About this Research Topic
Combining our understanding of biogeochemical pathways across riverine, estuarine, and marine gradients is a critical step in constraining global energy and carbon budgets under past, present, and future climate scenarios. The interface between freshwater and marine ecosystems provides a unique setting to examine the evolution of biogeochemical components derived from the landscape, inland waters, and marine waters across a physiochemical gradient. Likewise, human development is typically centered around watersheds and the coastline, amplifying the potential influence of anthropogenic impacts on natural ecosystem processes.

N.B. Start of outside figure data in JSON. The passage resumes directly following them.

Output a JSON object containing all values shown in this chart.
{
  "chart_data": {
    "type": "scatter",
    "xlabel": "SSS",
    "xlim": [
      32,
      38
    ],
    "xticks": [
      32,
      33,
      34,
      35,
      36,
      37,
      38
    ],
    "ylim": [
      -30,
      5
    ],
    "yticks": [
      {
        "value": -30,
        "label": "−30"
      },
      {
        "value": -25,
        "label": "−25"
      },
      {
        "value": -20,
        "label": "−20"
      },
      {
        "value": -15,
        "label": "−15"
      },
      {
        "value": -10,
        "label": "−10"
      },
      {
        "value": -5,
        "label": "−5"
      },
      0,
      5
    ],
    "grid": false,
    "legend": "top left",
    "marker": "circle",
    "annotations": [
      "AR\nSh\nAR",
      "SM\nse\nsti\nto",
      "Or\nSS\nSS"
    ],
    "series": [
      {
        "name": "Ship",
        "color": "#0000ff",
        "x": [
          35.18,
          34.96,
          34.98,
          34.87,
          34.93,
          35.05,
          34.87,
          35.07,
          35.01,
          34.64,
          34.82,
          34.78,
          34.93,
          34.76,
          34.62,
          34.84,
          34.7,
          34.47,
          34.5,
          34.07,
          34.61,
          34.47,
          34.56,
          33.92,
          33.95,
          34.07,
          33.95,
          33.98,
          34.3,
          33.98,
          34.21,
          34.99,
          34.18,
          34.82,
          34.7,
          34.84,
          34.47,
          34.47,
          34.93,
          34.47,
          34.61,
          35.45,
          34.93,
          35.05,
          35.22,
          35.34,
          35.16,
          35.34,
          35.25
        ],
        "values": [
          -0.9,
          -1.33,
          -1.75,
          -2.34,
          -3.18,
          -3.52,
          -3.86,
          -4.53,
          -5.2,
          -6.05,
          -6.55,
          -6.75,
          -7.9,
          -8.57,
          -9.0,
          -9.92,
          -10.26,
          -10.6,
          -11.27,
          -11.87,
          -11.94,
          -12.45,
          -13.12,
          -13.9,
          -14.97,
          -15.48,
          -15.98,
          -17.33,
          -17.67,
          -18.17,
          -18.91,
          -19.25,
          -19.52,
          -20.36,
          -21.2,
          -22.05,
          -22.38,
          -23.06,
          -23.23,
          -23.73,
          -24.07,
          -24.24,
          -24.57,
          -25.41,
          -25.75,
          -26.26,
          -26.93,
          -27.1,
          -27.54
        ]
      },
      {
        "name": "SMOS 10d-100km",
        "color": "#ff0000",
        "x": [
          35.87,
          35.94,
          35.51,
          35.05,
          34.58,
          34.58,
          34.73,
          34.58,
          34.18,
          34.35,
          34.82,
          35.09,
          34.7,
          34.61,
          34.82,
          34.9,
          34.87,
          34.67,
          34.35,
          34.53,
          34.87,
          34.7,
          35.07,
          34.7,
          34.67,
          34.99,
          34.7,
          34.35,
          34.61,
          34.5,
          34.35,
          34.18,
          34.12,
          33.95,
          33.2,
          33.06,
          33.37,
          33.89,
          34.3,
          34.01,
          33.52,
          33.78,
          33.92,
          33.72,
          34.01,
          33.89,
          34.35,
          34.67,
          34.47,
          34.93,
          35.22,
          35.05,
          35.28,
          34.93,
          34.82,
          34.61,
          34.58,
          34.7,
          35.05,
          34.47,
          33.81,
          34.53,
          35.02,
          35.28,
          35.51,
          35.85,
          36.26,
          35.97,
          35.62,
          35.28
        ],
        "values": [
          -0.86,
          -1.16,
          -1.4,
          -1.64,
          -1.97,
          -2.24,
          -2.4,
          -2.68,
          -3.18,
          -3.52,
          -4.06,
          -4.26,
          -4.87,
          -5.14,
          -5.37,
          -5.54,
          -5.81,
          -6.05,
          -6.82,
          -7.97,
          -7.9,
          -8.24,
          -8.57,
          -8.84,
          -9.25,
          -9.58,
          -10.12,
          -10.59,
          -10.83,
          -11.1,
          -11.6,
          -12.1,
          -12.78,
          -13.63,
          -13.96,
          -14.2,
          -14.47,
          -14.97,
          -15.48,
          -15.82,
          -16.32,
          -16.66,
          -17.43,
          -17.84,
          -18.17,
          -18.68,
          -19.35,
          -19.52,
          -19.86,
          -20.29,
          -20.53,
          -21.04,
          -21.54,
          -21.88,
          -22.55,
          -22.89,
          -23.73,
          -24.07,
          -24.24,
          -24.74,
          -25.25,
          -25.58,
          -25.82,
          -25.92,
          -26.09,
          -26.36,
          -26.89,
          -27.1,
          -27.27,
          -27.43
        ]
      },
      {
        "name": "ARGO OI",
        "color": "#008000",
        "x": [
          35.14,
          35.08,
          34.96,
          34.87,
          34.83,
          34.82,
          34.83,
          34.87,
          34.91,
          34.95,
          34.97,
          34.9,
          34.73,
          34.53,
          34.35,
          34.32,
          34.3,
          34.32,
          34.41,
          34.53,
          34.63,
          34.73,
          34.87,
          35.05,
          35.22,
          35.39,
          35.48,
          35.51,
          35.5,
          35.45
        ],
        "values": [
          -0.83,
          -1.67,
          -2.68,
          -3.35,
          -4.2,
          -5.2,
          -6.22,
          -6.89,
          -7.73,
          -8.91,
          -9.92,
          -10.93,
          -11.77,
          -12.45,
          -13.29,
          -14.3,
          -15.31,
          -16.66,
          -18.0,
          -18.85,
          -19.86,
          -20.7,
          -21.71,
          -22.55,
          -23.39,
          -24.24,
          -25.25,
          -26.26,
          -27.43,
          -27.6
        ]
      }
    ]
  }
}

The objective of this Research Topic in Marine Science is to integrate our understanding of how biogeochemical components are transported and transformed along aquatic continuums and the implications on regional and global scale carbon budgets. Our goal is to highlight studies from a wide range of latitudinal settings and spatiotemporal magnitudes in both pristine and human-influenced environments. The submission of manuscripts examining the mechanisms driving sources, sinks, and the fate of OM pools across riverine, estuarine/subterranean, and marine gradients is particularly encouraged.
Important Note: All contributions to this Research Topic must be within the scope of the section and journal to which they are submitted, as defined in their mission statements. Frontiers reserves the right to guide an out-of-scope manuscript to a more suitable section or journal at any stage of peer review.